Le Président (M. Ouellette) : C'est
beau. Donc, Me Leroux.
Mme Leroux
(Sophie) : Oui. Dans le fond, par rapport à l'article 30, deux choses à clarifier. La première,
quand on parle de reconnaissance de... je vais parler de décision étrangère, là,
d'adoption coutumière autochtone, on va les reconnaître seulement si dans
les provinces ou territoires il y a un mécanisme similaire ou différent du
nôtre mais qui reconnaît l'adoption
coutumière et ses effets. Puis, si l'enfant est domicilié au Québec...
Parce que, là, on parle d'adoption canadienne,
là, entre provinces ou territoire. Si l'enfant est domicilié au Québec,
le processus va être celui reconnu par le Code civil,
donc, pour répondre à votre question, oui.
Mme
Hivon : O.K. C'est
ça. Donc, à partir du... Par exemple, il pourrait y avoir un nouveau domicile, puis là, à partir de ce moment-là, évidemment,
s'il répond aux critères, il pourrait y avoir un processus. C'est bien logique.
Merci.
Le Président (M. Ouellette) : Est-ce
qu'on attend d'autres réponses pour 30 ou est prêts à adopter 30?

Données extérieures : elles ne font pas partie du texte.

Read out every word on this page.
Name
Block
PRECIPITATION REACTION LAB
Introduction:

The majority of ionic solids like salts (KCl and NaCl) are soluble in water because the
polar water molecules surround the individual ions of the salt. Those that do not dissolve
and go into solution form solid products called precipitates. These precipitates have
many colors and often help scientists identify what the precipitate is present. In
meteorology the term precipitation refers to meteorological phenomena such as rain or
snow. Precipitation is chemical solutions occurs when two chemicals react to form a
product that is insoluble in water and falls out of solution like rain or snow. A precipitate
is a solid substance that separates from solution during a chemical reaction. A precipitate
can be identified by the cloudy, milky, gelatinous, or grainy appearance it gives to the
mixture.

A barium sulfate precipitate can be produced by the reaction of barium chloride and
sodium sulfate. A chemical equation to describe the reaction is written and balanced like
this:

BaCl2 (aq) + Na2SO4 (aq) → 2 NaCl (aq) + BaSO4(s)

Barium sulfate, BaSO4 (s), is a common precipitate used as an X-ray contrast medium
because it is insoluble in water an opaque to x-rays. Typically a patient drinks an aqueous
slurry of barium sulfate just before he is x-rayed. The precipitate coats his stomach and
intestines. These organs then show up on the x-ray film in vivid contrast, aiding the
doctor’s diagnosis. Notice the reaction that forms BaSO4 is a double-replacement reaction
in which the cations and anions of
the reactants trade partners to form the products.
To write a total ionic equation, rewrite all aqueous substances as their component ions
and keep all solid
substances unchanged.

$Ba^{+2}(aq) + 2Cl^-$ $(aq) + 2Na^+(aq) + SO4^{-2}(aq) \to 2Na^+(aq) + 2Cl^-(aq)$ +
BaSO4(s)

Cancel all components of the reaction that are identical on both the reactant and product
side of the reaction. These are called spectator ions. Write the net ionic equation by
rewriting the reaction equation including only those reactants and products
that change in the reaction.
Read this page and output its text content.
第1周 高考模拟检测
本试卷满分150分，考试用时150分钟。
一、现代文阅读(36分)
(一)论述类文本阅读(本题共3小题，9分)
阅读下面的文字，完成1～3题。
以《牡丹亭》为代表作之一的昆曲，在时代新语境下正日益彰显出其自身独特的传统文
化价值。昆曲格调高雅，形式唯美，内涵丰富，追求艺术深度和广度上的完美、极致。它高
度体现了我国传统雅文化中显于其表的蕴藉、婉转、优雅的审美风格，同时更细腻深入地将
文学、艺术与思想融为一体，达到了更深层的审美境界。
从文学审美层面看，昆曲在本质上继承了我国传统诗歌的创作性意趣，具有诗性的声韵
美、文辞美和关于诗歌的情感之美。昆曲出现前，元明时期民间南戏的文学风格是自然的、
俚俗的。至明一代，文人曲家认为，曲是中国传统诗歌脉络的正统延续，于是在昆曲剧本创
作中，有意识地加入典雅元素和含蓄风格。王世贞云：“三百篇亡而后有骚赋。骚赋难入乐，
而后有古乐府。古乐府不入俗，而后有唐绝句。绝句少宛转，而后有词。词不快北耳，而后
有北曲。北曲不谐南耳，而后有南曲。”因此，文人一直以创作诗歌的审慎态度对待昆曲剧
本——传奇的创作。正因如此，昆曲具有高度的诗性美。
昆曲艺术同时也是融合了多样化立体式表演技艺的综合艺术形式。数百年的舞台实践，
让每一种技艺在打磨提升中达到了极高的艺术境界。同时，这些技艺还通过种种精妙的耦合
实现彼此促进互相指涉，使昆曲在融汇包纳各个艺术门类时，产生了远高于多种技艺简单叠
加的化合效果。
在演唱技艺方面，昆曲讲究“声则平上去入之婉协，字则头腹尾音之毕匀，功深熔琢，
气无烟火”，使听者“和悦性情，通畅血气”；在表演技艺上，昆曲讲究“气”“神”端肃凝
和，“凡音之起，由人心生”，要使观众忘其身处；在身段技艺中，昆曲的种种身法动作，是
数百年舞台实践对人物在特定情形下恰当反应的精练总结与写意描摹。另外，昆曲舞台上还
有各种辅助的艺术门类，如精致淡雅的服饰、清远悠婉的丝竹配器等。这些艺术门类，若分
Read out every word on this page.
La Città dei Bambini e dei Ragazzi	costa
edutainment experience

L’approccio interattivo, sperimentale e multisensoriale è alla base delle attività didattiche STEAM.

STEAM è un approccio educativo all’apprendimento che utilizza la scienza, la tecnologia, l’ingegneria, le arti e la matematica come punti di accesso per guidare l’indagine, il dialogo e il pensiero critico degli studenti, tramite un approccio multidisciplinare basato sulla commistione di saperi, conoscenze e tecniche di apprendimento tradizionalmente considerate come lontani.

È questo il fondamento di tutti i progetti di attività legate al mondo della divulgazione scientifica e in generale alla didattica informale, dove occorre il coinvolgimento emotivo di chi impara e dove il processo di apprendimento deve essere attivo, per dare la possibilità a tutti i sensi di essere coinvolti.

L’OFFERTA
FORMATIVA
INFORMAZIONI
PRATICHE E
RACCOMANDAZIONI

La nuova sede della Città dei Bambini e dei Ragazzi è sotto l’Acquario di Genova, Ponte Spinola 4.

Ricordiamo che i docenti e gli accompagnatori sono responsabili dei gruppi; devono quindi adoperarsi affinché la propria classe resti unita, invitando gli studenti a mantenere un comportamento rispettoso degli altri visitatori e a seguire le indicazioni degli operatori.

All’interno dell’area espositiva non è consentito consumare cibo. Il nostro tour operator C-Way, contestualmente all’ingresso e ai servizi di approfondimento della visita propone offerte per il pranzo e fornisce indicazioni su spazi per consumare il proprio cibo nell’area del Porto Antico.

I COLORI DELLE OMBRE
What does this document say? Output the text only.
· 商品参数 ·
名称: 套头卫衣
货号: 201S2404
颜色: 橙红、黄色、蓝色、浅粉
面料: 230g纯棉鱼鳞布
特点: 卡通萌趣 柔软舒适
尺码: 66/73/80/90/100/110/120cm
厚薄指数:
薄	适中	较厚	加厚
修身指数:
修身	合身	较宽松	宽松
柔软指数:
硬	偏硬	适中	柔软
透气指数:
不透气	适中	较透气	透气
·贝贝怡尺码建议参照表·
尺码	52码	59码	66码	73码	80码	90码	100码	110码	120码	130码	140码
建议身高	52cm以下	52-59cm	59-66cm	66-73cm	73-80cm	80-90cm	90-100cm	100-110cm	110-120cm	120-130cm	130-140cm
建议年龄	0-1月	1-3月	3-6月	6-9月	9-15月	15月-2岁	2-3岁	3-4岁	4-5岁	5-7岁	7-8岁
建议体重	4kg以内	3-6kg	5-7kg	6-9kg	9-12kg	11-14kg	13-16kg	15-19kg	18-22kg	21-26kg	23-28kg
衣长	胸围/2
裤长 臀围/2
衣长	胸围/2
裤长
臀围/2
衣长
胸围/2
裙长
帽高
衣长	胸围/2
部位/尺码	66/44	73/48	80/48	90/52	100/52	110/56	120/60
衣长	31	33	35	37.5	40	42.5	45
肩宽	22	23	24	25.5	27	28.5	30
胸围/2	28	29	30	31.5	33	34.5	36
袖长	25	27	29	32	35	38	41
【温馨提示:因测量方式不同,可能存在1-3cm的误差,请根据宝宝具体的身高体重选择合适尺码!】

M. Jolin-Barrette : On peut adopter
30, puis on reviendra avec...
Le
Président (M. Ouellette) : O.K. On
peut adopter 30, et on reviendra demain, à 15 heures, avec la réponse de
la ministre pour l'adoption ouverte. Donc, est-ce que l'article 30
est adopté?
Des voix : Adopté.
Le
Président (M. Ouellette) :
Sur ce, la commission ajourne ses travaux sine die, mais c'est
15 heures, demain après-midi, puis je vous dirai où. Ce sera sine
die pour le moment, à moins qu'on ait d'autre chose demain matin.